Pierre, beside himself with fear, jumped up and ran back to the battery, as to the only refuge from all the horrors that surrounded him.
While Pierre was entering the trench, he noticed that no shots were heard on the battery, but some people were doing something there. Pierre did not have time to understand what kind of people they were. He saw a senior colonel lying on the rampart behind him, as if examining something below, and he saw one soldier he noticed, who, breaking forward from the people holding his hand, shouted: “Brothers!” - and saw something else strange.
But he had not yet had time to realize that the colonel had been killed, that shouting "brothers!" was a prisoner that in his eyes another soldier was bayoneted in the back.

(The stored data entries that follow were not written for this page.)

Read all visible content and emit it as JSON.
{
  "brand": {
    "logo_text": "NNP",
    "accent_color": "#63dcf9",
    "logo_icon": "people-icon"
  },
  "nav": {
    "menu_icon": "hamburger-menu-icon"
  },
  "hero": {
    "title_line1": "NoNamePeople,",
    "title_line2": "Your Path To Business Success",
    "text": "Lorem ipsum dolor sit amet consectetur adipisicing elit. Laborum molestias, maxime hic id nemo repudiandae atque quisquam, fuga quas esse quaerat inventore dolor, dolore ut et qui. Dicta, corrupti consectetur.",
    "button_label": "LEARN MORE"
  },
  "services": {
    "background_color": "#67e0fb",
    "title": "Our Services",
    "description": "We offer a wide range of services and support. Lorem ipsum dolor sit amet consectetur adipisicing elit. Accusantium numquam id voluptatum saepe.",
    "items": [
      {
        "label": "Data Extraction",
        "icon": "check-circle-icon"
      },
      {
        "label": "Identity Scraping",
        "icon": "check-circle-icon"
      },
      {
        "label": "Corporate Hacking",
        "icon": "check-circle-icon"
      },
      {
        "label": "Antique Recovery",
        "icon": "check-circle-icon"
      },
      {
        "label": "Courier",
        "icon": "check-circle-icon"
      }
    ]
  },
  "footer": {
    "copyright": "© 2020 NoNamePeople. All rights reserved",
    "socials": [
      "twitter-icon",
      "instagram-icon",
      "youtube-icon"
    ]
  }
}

As soon as he ran into the trench, a thin, yellow man with a sweaty face in a blue uniform, with a sword in his hand, ran up to him, shouting something. Pierre, instinctively defending himself from a push, since they, without seeing them, ran up against each other, put out his hands and grabbed this man (it was a French officer) with one hand by the shoulder, with the other proudly. The officer, releasing his sword, grabbed Pierre by the collar.